To kick off the indexes, I'll start with the "CPANTS Heavy 100".
This is an index containing the 100 CPAN distributions with the largest dependency chains. These represent excellent sample cases for testing scenarios relating to typical large scale Perl applications in the wild.
This index, however, makes no judgement whatsoever about any of the members of the index being good, bad, or otherwise. It is purely a naive graph calculation (which is why this list is dominated by plugins for other things that are themselves heavy).
CPANTS Heavy 100
748 Task-POE-All
276 MojoMojo-Formatter-RSS
271 MojoMojo-Formatter-Amazon
269 MojoMojo-Formatter-Emote
266 MojoMojo
216 Task-Padre-Plugin-Deps
211 Task-BeLike-RJBS
206 Parley
205 Foorum
203 Angerwhale
200 Task-Padre-Plugins
198 Task-Catalyst-Tutorial
196 Task-Email-PEP-All
191 Jifty-Plugin-ModelMap
189 Jifty-Plugin-Authentication-Bitcard
188 Jifty-Plugin-GoogleAnalytics
188 CommitBit
187 JiftyX-ModelHelpers
187 Jifty-Plugin-JapaneseNotification
186 Jifty
185 Reaction
181 Buscador
179 Rose-DBx-Garden-Catalyst
171 Module-CPANTS-Site
170 Task-CatInABox
168 Egg-Release-Authorize
164 Egg-Plugin-SessionKit
162 Catalyst-Controller-HTML-FormFu
159 Osgood-Server
158 Catalyst-Example-InstantCRUD
158 App-CamelPKI
157 Egg-Release-DBIC
151 Catalyst-Controller-Atompub
149 Task-SOSA
144 Padre-Plugin-CSS
142 Padre-Plugin-Perl6
142 Padre-Plugin-AcmePlayCode
142 CatalystX-CRUD-YUI
140 App-HistHub
139 Egg-Plugin-Crypt-CBC
138 Apache-SWIT-Security
138 Handel-Storage-RDBO
137 Egg-Release-DBI
137 Apache-SWIT
137 Test-Apocalypse
136 Egg-Release-XML-FeedPP
136 Egg-Plugin-Cache-UA
136 Egg-Release-JSON
136 Egg-Release-Mail
135 ShipIt-Step-Manifest
135 ShipIt-Step-DistClean
135 ShipIt-Step-ApplyYAMLChangeLogVersion
135 Egg-Plugin-Authen-Captcha
135 Egg-Plugin-Net-Ping
134 Catalyst-Helper-AuthDBIC
134 Dist-Joseki
134 Egg-Plugin-LWP
134 Egg-Plugin-Net-Scan
134 Egg-View-TT
134 Egg-Model-Cache
134 Egg-Model-FsaveDate
134 Egg-Plugin-Log-Syslog
133 Egg-Release
133 Padre-Plugin-HTML
133 Padre-Plugin-PerlCritic
132 Task-Email-PEP-NoStore
132 Padre-Plugin-InstallPARDist
131 CatalystX-ListFramework-Builder
131 Padre-Plugin-XML
130 HTML-FormFu-Model-DBIC
129 Catalyst-Authentication-Credential-OpenID
129 DBIx-Class-HTML-FormFu
129 Padre-Plugin-PAR
128 Padre-Plugin-Encrypt
128 Devel-ebug-HTTP
128 Padre-Plugin-JavaScript
127 Padre-Plugin-HTMLExport
127 Padre-Plugin-SpellCheck
127 Padre-Plugin-ViewInBrowser
127 Padre-Plugin-PerlTidy
127 Padre-Plugin-Alarm
126 DBIx-Class-FromValidators
126 Padre-Plugin-Parrot
126 Padre-Plugin-CommandLine
126 Padre-Plugin-Vi
126 Padre-Plugin-Encode
125 Padre
124 Catalyst-Controller-LeakTracker
124 cnutt-feed
124 Catalyst-Model-HTML-FormFu
124 Catalyst-Controller-DBIC-API
123 DBIx-Class-Schema-PopulateMore
123 Catalyst-Authentication-Store-KiokuDB
122 Catalyst-Plugin-Session-Store-KiokuDB
121 KiokuX-User
121 Pod-Browser
121 Titanium
121 Data-Conveyor
120 Rubric-Entry-Formatter-Markdown
119 Handel
Re:History lessons
Alias on 2009-02-11T11:00:36
At the time that the Phalanx 100 was created, my specific beef was that it didn't appear to factor in dependencies.

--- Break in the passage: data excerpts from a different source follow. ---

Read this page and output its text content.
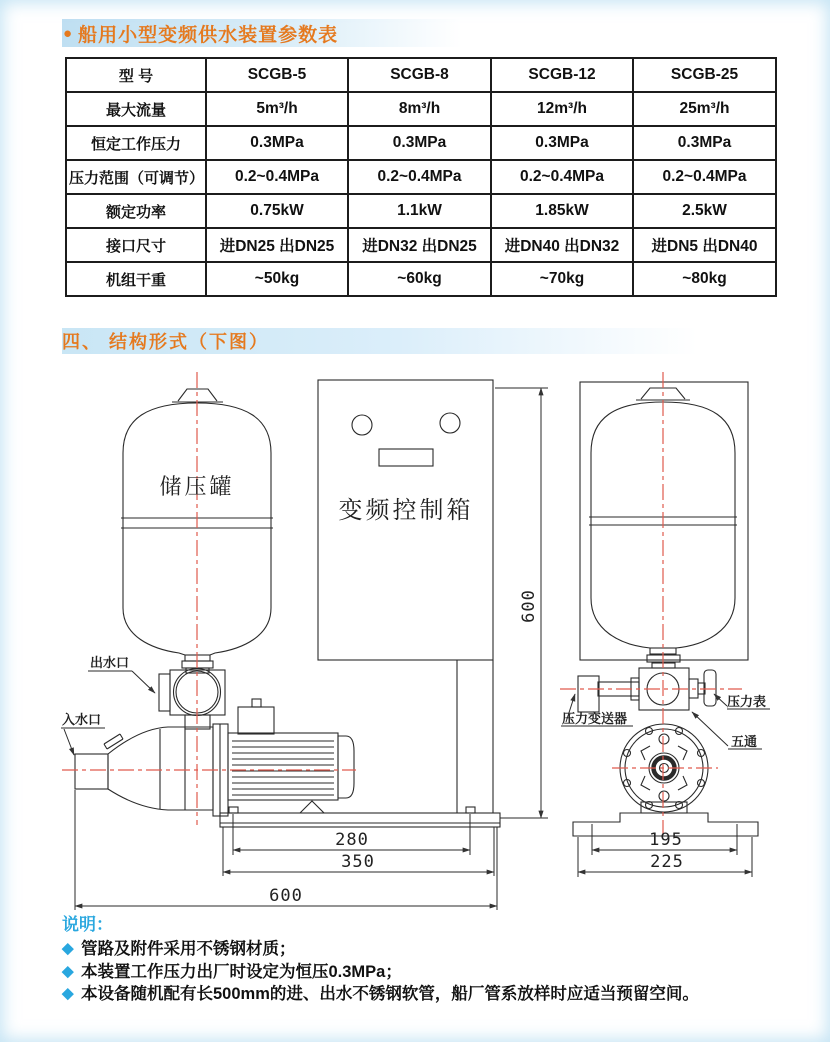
● 船用小型变频供水装置参数表
型 号	SCGB-5	SCGB-8	SCGB-12	SCGB-25
最大流量	5m³/h	8m³/h	12m³/h	25m³/h
恒定工作压力	0.3MPa	0.3MPa	0.3MPa	0.3MPa
压力范围（可调节）	0.2~0.4MPa	0.2~0.4MPa	0.2~0.4MPa	0.2~0.4MPa
额定功率	0.75kW	1.1kW	1.85kW	2.5kW
接口尺寸	进DN25 出DN25	进DN32 出DN25	进DN40 出DN32	进DN5 出DN40
机组干重	~50kg	~60kg	~70kg	~80kg
四、 结构形式（下图）
出水口
入水口	压力变送器
压力表
五通
储压罐
变频控制箱
280
350
600
600
195
225

说明：

◆ 管路及附件采用不锈钢材质；
◆ 本装置工作压力出厂时设定为恒压0.3MPa；
◆ 本设备随机配有长500mm的进、出水不锈钢软管，船厂管系放样时应适当预留空间。
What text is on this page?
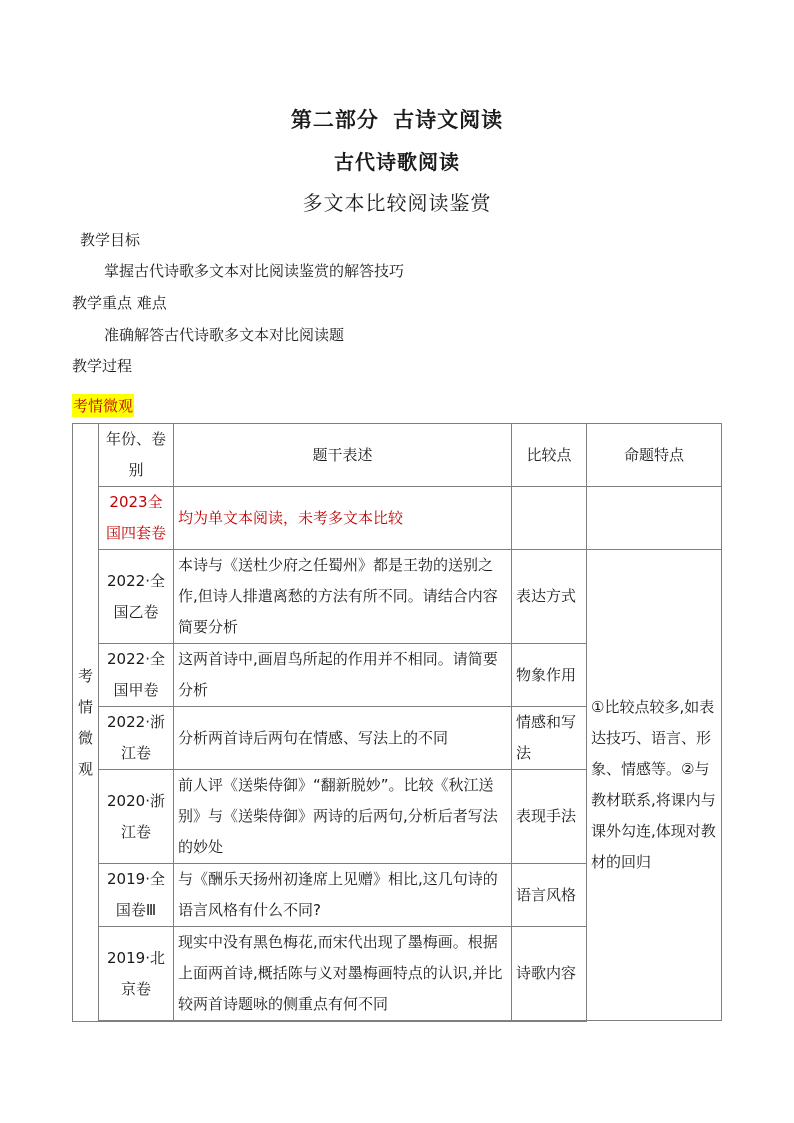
第二部分 古诗文阅读
古代诗歌阅读
多文本比较阅读鉴赏
教学目标
掌握古代诗歌多文本对比阅读鉴赏的解答技巧
教学重点 难点
准确解答古代诗歌多文本对比阅读题
教学过程
考情微观
考情微观	年份、卷别	题干表述	比较点	命题特点
	2023全国四套卷	均为单文本阅读，未考多文本比较		
	2022·全国乙卷	本诗与《送杜少府之任蜀州》都是王勃的送别之作,但诗人排遣离愁的方法有所不同。请结合内容简要分析	表达方式	①比较点较多,如表达技巧、语言、形象、情感等。②与教材联系,将课内与课外勾连,体现对教材的回归
	2022·全国甲卷	这两首诗中,画眉鸟所起的作用并不相同。请简要分析	物象作用	
	2022·浙江卷	分析两首诗后两句在情感、写法上的不同	情感和写法	
	2020·浙江卷	前人评《送柴侍御》“翻新脱妙”。比较《秋江送别》与《送柴侍御》两诗的后两句,分析后者写法的妙处	表现手法	
	2019·全国卷Ⅲ	与《酬乐天扬州初逢席上见赠》相比,这几句诗的语言风格有什么不同?	语言风格	
	2019·北京卷	现实中没有黑色梅花,而宋代出现了墨梅画。根据上面两首诗,概括陈与义对墨梅画特点的认识,并比较两首诗题咏的侧重点有何不同	诗歌内容	
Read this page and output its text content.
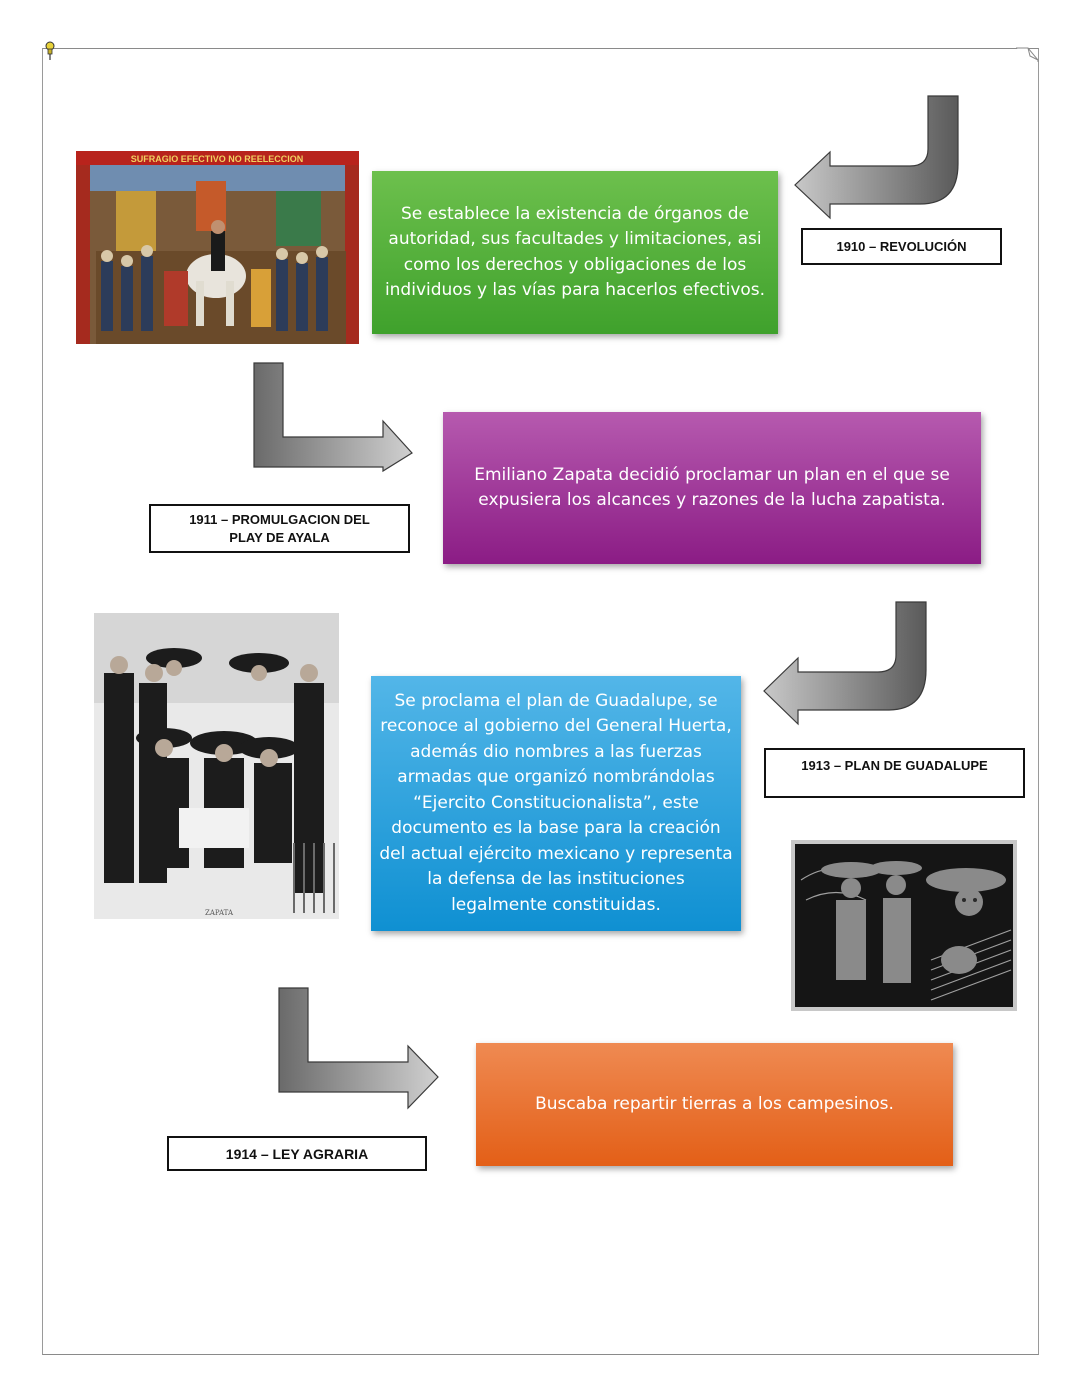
SUFRAGIO EFECTIVO NO REELECCION
ZAPATA
Se establece la existencia de órganos de autoridad, sus facultades y limitaciones, asi como los derechos y obligaciones de los individuos y las vías para hacerlos efectivos.
Emiliano Zapata decidió proclamar un plan en el que se expusiera los alcances y razones de la lucha zapatista.
Se proclama el plan de Guadalupe, se reconoce al gobierno del General Huerta, además dio nombres a las fuerzas armadas que organizó nombrándolas “Ejercito Constitucionalista”, este documento es la base para la creación del actual ejército mexicano y representa la defensa de las instituciones legalmente constituidas.
Buscaba repartir tierras a los campesinos.
1910 – REVOLUCIÓN
1911 – PROMULGACION DEL PLAY DE AYALA
1913 – PLAN DE GUADALUPE
1914 – LEY AGRARIA
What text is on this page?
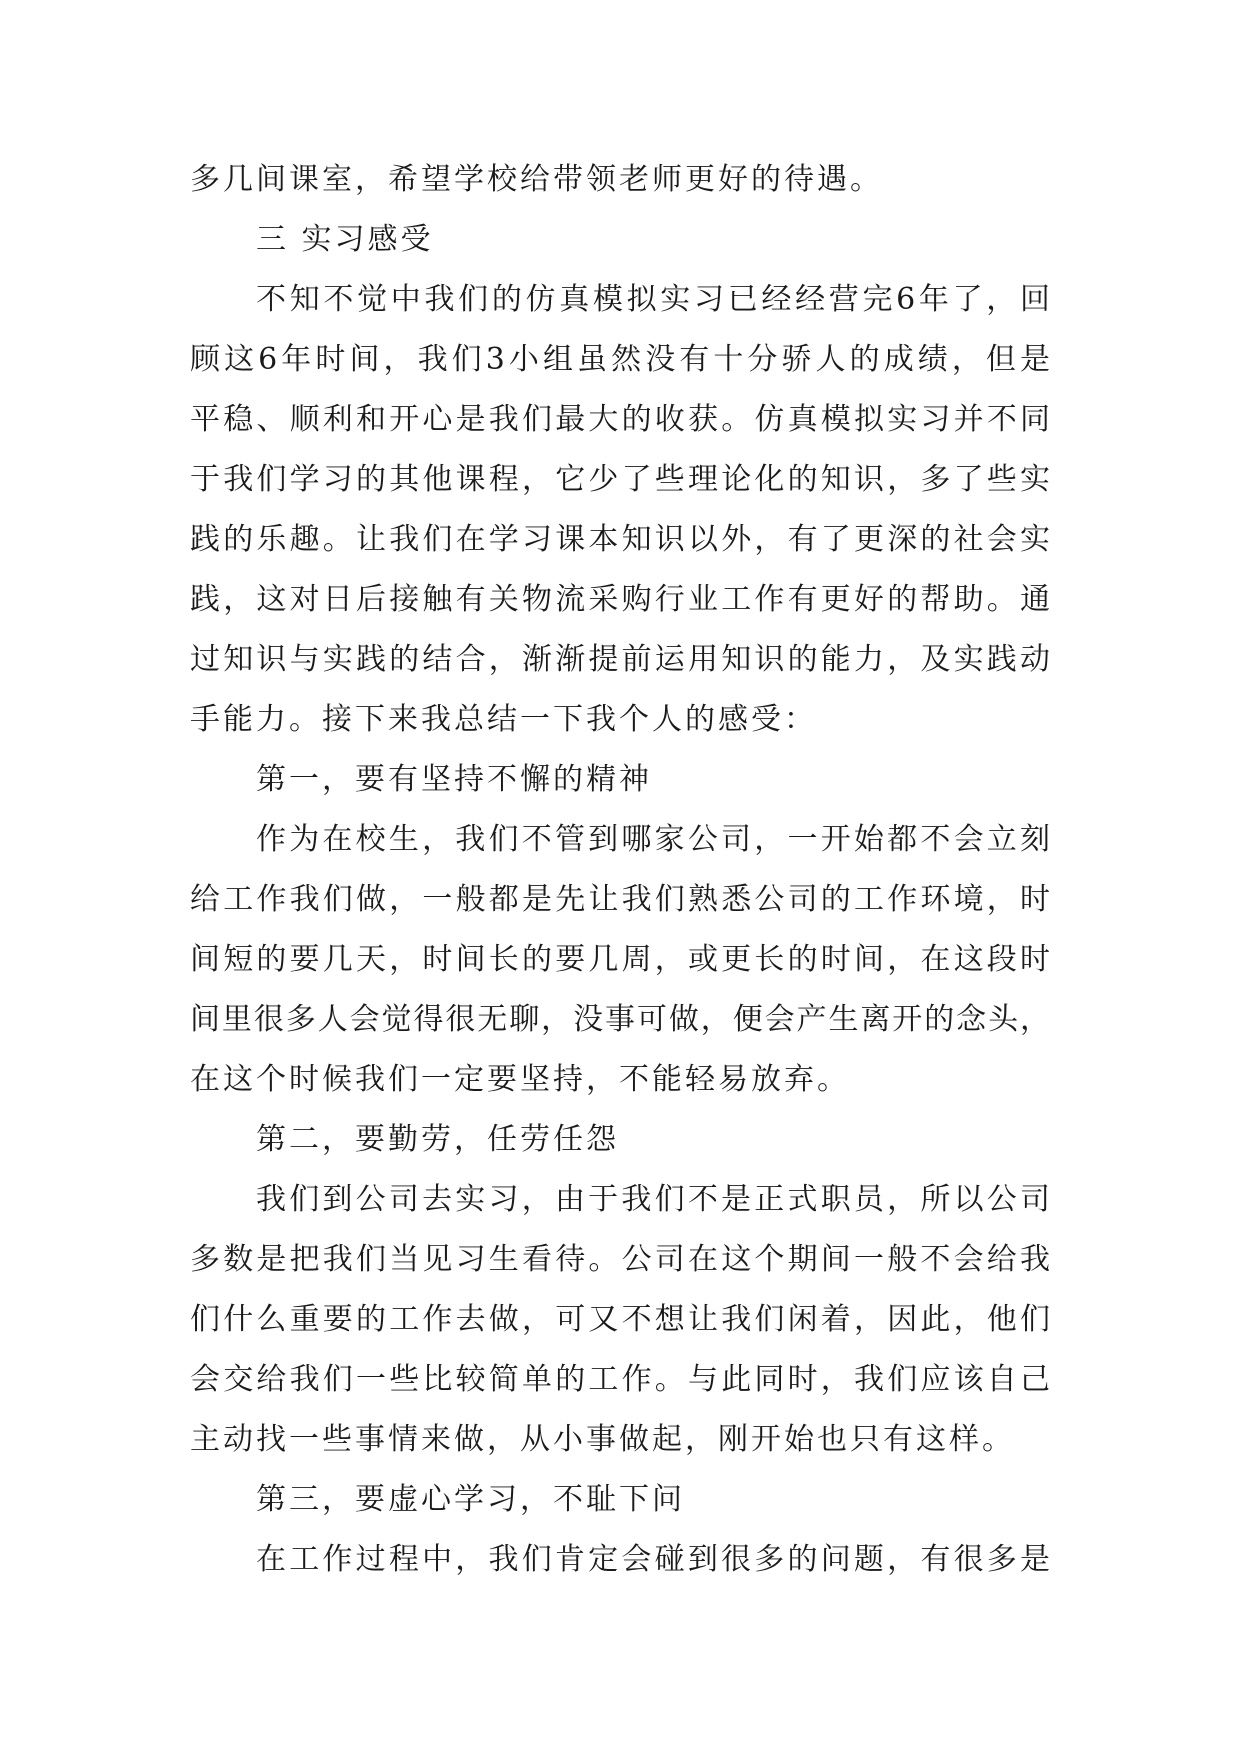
多几间课室，希望学校给带领老师更好的待遇。
三 实习感受
不知不觉中我们的仿真模拟实习已经经营完6年了，回
顾这6年时间，我们3小组虽然没有十分骄人的成绩，但是
平稳、顺利和开心是我们最大的收获。仿真模拟实习并不同
于我们学习的其他课程，它少了些理论化的知识，多了些实
践的乐趣。让我们在学习课本知识以外，有了更深的社会实
践，这对日后接触有关物流采购行业工作有更好的帮助。通
过知识与实践的结合，渐渐提前运用知识的能力，及实践动
手能力。接下来我总结一下我个人的感受：
第一，要有坚持不懈的精神
作为在校生，我们不管到哪家公司，一开始都不会立刻
给工作我们做，一般都是先让我们熟悉公司的工作环境，时
间短的要几天，时间长的要几周，或更长的时间，在这段时
间里很多人会觉得很无聊，没事可做，便会产生离开的念头，
在这个时候我们一定要坚持，不能轻易放弃。
第二，要勤劳，任劳任怨
我们到公司去实习，由于我们不是正式职员，所以公司
多数是把我们当见习生看待。公司在这个期间一般不会给我
们什么重要的工作去做，可又不想让我们闲着，因此，他们
会交给我们一些比较简单的工作。与此同时，我们应该自己
主动找一些事情来做，从小事做起，刚开始也只有这样。
第三，要虚心学习，不耻下问
在工作过程中，我们肯定会碰到很多的问题，有很多是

So while we got a list of 100 modules, they weren't ACTUALLY the most 100 used, just the 100 most in some other sense.
I do, however, appreciate that they were based on usage data, as opposed to dependency data. And I totally plan to start factoring that into some of the indexes, once I've got the basic naive ones working.
Re:History lessons
petdance on 2009-02-11T13:52:59
I guess I take issue with your "beef" because it was never intended for your use. We didn't make any assertions as to how the data should be used, so it's not fair for you to say it's not what you want.Our feeling on dependencies was that dependencies would have to get downloaded, too, and so those downloads would show that traffic. So you get dependencies in that data, but not weighted by the number of other modules that use the dependency. A single-use dependency would get as much weight as, say, HTML::Parser.